Old Newfoundland, A History to 1843, by Patrick
O'Flaherty.
The winter of 1816-17, one of the coldest remembered by inhabitants, was also
one of the hungriest. Francis Pickmore (governor, 1816-18) had come to the
island in September with £10,000 relief for the victims of the February fire.
Before his departure in November, his departure in November, he earmarked some
of the money to pay return passages
of 1,000 of the numerous destitute poor in St. John's back to Ireland; but this
was a small response to an approaching tide of misery. In the months that
followed provisions had to be doled out with great caution by committees of
inhabitants to about 2,000 paupers in the town, while measures were put in place
to billet and feed nearly 1,000 more homeless men, mostly Irish, who had found
no productive work in the summer fishery. (The population of St.

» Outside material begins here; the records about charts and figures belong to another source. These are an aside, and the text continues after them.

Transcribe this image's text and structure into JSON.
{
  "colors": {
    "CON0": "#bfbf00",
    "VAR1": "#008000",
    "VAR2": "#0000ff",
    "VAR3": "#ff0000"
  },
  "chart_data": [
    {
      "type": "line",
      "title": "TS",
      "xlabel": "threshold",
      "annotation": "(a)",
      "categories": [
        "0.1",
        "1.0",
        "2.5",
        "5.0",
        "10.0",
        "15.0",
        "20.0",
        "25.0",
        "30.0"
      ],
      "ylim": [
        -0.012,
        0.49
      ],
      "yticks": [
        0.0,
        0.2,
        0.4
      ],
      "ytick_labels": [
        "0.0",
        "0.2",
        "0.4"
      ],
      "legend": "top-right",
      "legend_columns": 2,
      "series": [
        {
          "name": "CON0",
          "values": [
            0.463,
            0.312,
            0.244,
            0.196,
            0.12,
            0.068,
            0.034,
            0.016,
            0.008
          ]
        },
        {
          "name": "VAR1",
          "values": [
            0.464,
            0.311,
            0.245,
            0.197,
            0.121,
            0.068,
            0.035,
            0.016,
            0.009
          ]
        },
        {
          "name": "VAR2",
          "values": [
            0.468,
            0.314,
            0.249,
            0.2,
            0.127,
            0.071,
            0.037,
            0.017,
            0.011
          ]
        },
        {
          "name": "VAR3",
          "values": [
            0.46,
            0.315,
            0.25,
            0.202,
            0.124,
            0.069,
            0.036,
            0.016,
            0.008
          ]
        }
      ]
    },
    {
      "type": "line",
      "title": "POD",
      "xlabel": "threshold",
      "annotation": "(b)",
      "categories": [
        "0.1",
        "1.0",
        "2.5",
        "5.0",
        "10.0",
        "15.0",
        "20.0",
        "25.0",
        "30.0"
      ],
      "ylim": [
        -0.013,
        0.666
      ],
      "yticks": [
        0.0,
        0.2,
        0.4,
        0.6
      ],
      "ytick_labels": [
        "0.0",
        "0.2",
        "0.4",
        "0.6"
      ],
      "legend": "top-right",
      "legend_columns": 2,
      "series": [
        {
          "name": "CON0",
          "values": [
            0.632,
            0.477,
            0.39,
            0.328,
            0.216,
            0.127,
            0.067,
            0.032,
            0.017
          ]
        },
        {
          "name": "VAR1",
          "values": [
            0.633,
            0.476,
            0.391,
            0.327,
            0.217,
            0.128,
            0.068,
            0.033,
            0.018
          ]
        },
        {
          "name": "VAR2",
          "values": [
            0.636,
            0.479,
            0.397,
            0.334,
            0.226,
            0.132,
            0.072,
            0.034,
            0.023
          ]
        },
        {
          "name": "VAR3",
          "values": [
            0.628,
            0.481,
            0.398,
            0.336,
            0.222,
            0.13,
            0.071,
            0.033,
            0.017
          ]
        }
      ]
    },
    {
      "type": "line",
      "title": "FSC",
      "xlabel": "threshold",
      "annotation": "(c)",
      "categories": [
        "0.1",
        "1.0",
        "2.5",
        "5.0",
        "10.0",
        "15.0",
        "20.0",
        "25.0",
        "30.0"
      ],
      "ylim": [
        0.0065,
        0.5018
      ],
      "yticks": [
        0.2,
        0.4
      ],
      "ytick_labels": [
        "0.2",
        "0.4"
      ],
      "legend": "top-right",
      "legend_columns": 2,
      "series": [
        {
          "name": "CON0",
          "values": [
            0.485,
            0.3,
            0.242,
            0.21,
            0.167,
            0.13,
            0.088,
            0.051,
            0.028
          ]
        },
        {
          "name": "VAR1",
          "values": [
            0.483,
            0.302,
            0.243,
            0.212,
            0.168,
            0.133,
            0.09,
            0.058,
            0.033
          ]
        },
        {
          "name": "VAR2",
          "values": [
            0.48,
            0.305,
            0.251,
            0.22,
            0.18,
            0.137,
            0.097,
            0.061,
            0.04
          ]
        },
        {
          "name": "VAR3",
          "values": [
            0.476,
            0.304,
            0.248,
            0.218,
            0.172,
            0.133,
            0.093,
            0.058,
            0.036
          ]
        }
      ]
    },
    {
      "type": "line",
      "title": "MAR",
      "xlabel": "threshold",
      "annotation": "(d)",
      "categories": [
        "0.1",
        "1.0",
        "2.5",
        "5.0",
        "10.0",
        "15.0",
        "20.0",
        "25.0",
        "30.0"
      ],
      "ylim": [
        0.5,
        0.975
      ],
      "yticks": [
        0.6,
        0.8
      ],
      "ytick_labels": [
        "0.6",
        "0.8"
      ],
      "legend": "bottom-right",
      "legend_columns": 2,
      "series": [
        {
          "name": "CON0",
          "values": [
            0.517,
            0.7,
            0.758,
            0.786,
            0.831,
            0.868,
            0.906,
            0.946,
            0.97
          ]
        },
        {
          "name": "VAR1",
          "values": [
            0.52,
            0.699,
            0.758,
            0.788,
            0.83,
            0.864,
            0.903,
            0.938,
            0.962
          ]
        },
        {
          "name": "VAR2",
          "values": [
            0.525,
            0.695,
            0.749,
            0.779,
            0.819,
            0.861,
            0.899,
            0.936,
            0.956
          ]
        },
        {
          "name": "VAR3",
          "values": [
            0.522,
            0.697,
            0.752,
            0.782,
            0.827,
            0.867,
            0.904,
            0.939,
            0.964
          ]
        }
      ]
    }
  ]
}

John's was now
about 12,000.) Although an "armed association" was formed in St. John's to
protect property, and unusual vigilance was maintained by civil authorities and
the trade elsewhere on the island, sporadic looting of merchants' warehouses and
vessels broke out in a number of communities. A brig sailing from Halifax to St.
John's, carrying bread and flour, put in at Bay Bulls and was seized "by the
almost starving inhabitants." At one point an "armed mob" was on a rampage in
St. John's. Organized Carbonear and Harbour Grace "rioters" demanded, and got,
access to merchants' provisions, "on pain of plundering of the stores."